Netflix's (NFLX 1.73%) management recently updated what it calls the company's "long-term view," a statement on the big-picture thinking of CEO Reed Hastings and his team about where the business is heading. This is their forecast at the broadest level: "Over the following decades, Internet TV will replace linear TV, and we hope to keep leading by offering an amazing entertainment experience."

The long-term view, published in July, is heavy on competitive strategies and industry dynamics — but light on numbers. Still, it does include 2016 spending estimates for Netflix's three biggest expense categories: content, marketing, and tech development. Together, these investments add up to a cool $7 billion. A shareholder could see that spending forecast as an expensive bet on highly uncertain future profits. But to me it looks more like one heck of a competitive moat. Either way, this is where that mountain of cash is going.

Content is king
Acquiring enough TV shows and movies to keep Netflix's 65 million subscribers entertained is projected to cost $5 billion in 2016, or close to double this year's outlay. But it isn't just the size of the checks that's changing around Netflix's surging content splurge.

Disney is one of the few big content owners that Netflix plans to keep a close relationship with. Source: Netflix.

The biggest difference lately is that management is focusing on originals and putting less money behind assembling a wide selection through deals with content owners like Epix and Starz.

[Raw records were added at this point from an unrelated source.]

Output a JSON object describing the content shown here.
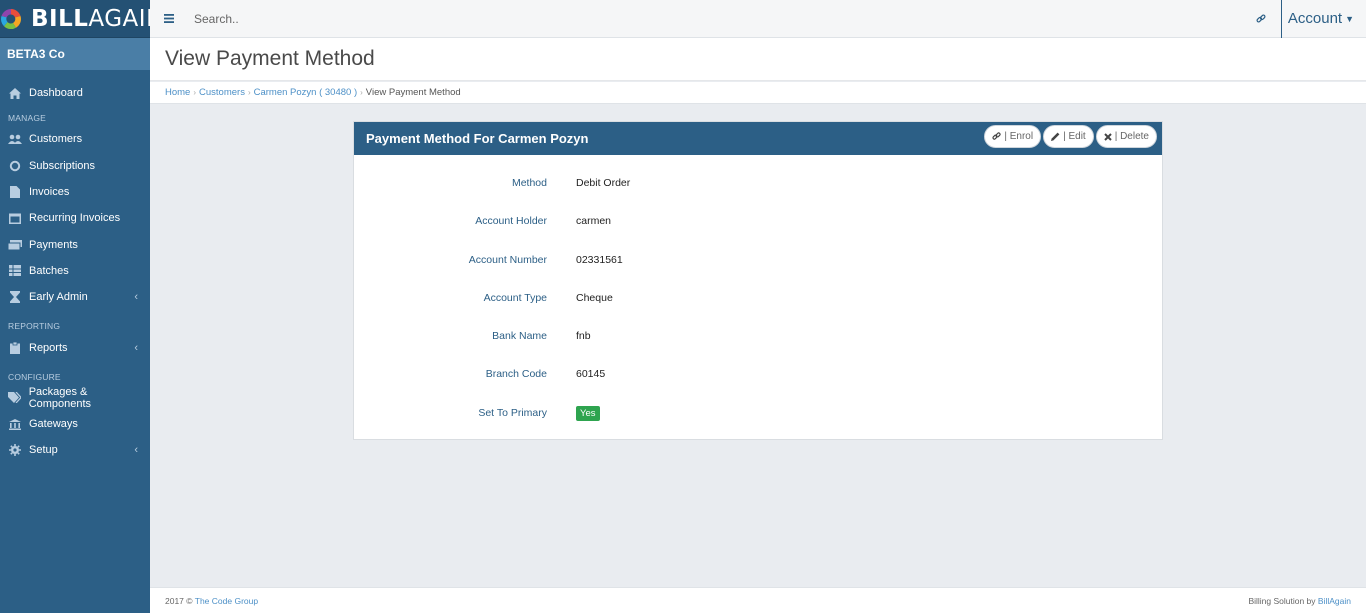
{
  "brand": {
    "logo_bold": "BILL",
    "logo_light": "AGAIN",
    "company": "BETA3 Co"
  },
  "sidebar": {
    "dashboard": "Dashboard",
    "section_manage": "MANAGE",
    "section_reporting": "REPORTING",
    "section_configure": "CONFIGURE",
    "items": {
      "customers": "Customers",
      "subscriptions": "Subscriptions",
      "invoices": "Invoices",
      "recurring_invoices": "Recurring Invoices",
      "payments": "Payments",
      "batches": "Batches",
      "early_admin": "Early Admin",
      "reports": "Reports",
      "packages": "Packages & Components",
      "gateways": "Gateways",
      "setup": "Setup"
    }
  },
  "topbar": {
    "search_placeholder": "Search..",
    "account": "Account"
  },
  "page": {
    "title": "View Payment Method"
  },
  "breadcrumb": {
    "home": "Home",
    "customers": "Customers",
    "customer": "Carmen Pozyn ( 30480 )",
    "current": "View Payment Method"
  },
  "card": {
    "title": "Payment Method For Carmen Pozyn",
    "enrol": "| Enrol",
    "edit": "| Edit",
    "delete": "| Delete",
    "fields": [
      {
        "label": "Method",
        "value": "Debit Order"
      },
      {
        "label": "Account Holder",
        "value": "carmen"
      },
      {
        "label": "Account Number",
        "value": "02331561"
      },
      {
        "label": "Account Type",
        "value": "Cheque"
      },
      {
        "label": "Bank Name",
        "value": "fnb"
      },
      {
        "label": "Branch Code",
        "value": "60145"
      },
      {
        "label": "Set To Primary",
        "value": "Yes"
      }
    ]
  },
  "footer": {
    "copyright": "2017 ©",
    "company": "The Code Group",
    "billing": "Billing Solution by",
    "billing_link": "BillAgain"
  },
  "colors": {
    "sidebar": "#2c5f86",
    "accent_link": "#4d90c7",
    "success": "#2ea44f"
  }
}
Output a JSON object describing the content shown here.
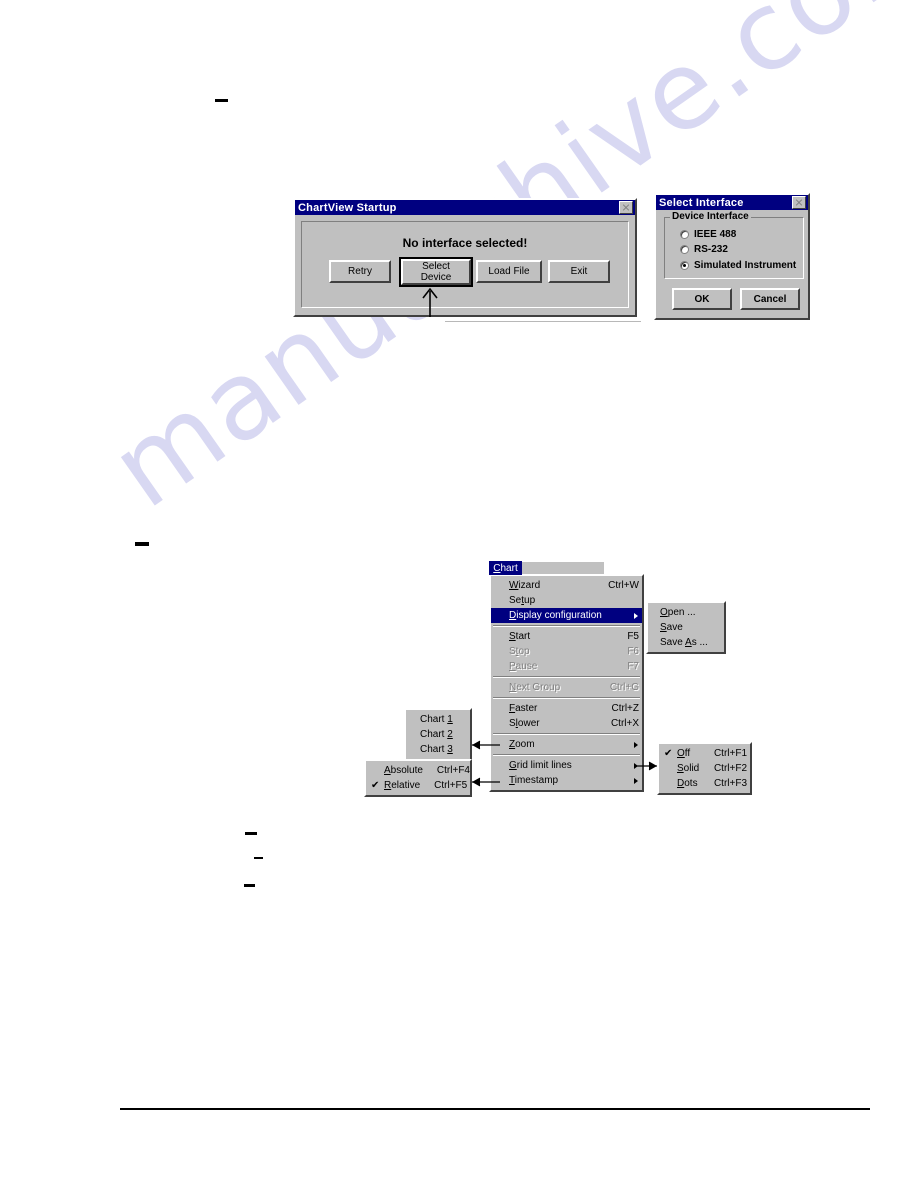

Instead, Netflix is aiming to be more like HBO than a cable network. "We are actively curating our service rather than carrying as many titles as we can," according to the long-term view. Unfortunately for the business, this originals-focused approach consumes more upfront cash, which is why Netflix has had to take on signifiant debt over the last two years.

Disney is a big exception to the go-it-alone approach. In fact, next year will bring the two companies closer than ever as Netflix becomes the exclusive streaming distributor for first-run movies put out by The House of Mouse. This one deal probably cost in the neighborhood of $300 million, and investors shouldn't be surprised if the Netflix-Disney partnership grows over time.

Buying new members
Netflix plans to spend $1 billion on marketing and advertising next year, up 70% from 2015's projection. Most of that investment will happen in international markets like Japan, where the company hasn't yet established a strong brand or dominant market position.

The important thing to remember about the level of marketing spending is that it involves a simple trade off between membership growth and profits. Right now, management is choosing to prioritize subscriber gains internationally. That's why this business is suffering from a double-digit percentage loss at the moment. But within a few years Hastings expects those markets to approach the strong profitability Netflix enjoys in the U.S., with margins headed toward 40% of sales despite a decreasing marketing commitment.

Improving the service
At $700 million, Netflix plans hefty investments in improving the streaming experience next year. This involves initiatives like the June update to the TV app that added better title art and more detailed show information. These changes make it faster and easier for subscribers to find the stuff they want to watch.

The shift should also improve retention numbers, management believes. And innovations like these help Netflix keep rivals on their heels, stuck playing catch-up to Netflix's ever-improving TV-watching experience.

Source: Netflix.

Looking ahead
Netflix's "to do" list is much longer than it's "done" list. Engineers are working on adding many more languages in support of Netflix's spiking global growth. They are tweaking the recommendation engine to show more targeted and personalized content. And they're busy optimizing around the mobile devices that are the main Internet screens in many of the emerging markets that Netflix will be expanding into over the next year.

Netflix expects to be in every market around the world by the end of 2016. It hopes to control a uniquely deep catalog of original content by then, in addition to some of Disney's most popular theatrical hits. It also plans to pioneer major improvements to the way people experience TV along the way. Achieving those goals will cost nearly all of Netflix's profits next year. But management thinks that the business will be positioned for significant earnings growth from 2017 on.